Bagi penyanyi dangdut bernama Alvi Ananta ini, Corona adalah singkatan dari Comunitas Rondo Merana. Tak pelak, penyanyi dangdut ini di-bully para netizen yang menganggapnya tidak peka pada penderitaan sebagian umat manusia yang terkena serangan virus.

Saya menduga penyanyi ini rajin memantau Google Trend serta sedikit paham algoritma medsos. Dia membuat lagu dengan keyword yang lagi ngetrend sehingga dengan cepat menjadi perbincangan para netizen.

*** 

Para pengkaji ilmu sosial menyebut selalu ada perdebatan antara relevansi intelektual dan relevansi sosial. Satu informasi bisa benar secara intelektual, tetapi jika tidak tersosialisasi dengan baik, maka bisa dianggap keliru secara sosial.

Tugas pemerintah adalah menyebarkan semua informasi yang benar, serta menyediakan semua kanal-kanal informasi yang akurat sehingga publik tidak terombang-ambing dalam lautan informasi.

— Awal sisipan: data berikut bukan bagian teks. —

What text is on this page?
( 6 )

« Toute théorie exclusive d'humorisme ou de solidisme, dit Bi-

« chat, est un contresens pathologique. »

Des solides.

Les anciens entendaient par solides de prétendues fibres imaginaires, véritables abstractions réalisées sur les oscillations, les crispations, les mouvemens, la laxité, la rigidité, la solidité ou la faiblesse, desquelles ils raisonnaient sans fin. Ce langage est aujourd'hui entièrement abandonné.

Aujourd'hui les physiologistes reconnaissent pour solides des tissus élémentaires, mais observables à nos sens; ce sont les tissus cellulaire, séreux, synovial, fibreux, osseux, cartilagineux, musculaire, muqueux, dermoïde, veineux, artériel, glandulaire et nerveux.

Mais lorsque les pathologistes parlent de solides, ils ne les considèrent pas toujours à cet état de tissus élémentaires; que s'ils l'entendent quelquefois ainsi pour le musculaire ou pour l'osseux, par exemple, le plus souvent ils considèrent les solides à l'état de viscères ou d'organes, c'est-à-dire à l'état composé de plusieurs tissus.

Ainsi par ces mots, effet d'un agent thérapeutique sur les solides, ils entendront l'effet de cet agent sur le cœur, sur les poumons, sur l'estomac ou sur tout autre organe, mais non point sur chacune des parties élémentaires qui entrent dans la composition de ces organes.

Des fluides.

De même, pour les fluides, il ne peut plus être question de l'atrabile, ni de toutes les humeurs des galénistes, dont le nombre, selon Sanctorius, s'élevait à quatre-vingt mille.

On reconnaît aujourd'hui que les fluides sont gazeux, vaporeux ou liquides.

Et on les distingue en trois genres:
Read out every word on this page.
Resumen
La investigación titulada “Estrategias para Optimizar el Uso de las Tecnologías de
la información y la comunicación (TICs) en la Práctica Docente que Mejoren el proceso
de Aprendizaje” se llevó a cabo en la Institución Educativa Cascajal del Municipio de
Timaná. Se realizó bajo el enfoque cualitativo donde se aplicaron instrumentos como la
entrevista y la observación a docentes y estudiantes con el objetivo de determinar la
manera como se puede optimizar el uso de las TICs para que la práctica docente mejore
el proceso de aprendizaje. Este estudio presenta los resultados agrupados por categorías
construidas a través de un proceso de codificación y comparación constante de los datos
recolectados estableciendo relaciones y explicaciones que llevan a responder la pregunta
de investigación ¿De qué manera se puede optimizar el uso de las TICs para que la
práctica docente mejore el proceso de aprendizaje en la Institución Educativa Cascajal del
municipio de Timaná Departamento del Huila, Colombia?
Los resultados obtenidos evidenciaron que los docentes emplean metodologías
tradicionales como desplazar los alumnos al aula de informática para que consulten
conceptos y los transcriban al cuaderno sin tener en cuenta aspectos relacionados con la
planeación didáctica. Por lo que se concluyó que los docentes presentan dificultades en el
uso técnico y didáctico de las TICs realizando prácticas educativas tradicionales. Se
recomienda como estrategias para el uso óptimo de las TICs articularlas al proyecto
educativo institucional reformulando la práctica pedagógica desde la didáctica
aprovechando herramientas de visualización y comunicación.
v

Buatlah semacam Clearing House atau semacam Panic House yang bertugas untuk menyaring informasi dan meletakkan semuanya secara proporsional.

Jika tidak segera ditangani, ketujuh kubu netizen di atas akan terjebak dalam tengkar-tengkar yang berujung pada kepanikan dan paranoid secara massal. Jika terus terjadi, ekonomi bisa limbung, pelayanan sektor publik akan terganggu, hingga banyak aspek kehidupan akan terganggu.

Padahal keinginan publik sederhana yakni badai akan segera berlalu, dan dunia kembali tenang dan damai. Kita meletakkan harapan pada mereka yang bekerja untuk kemanusiaan serta bekerja dalam sunyi demi menemukan anti virus ini sesegera mungkin.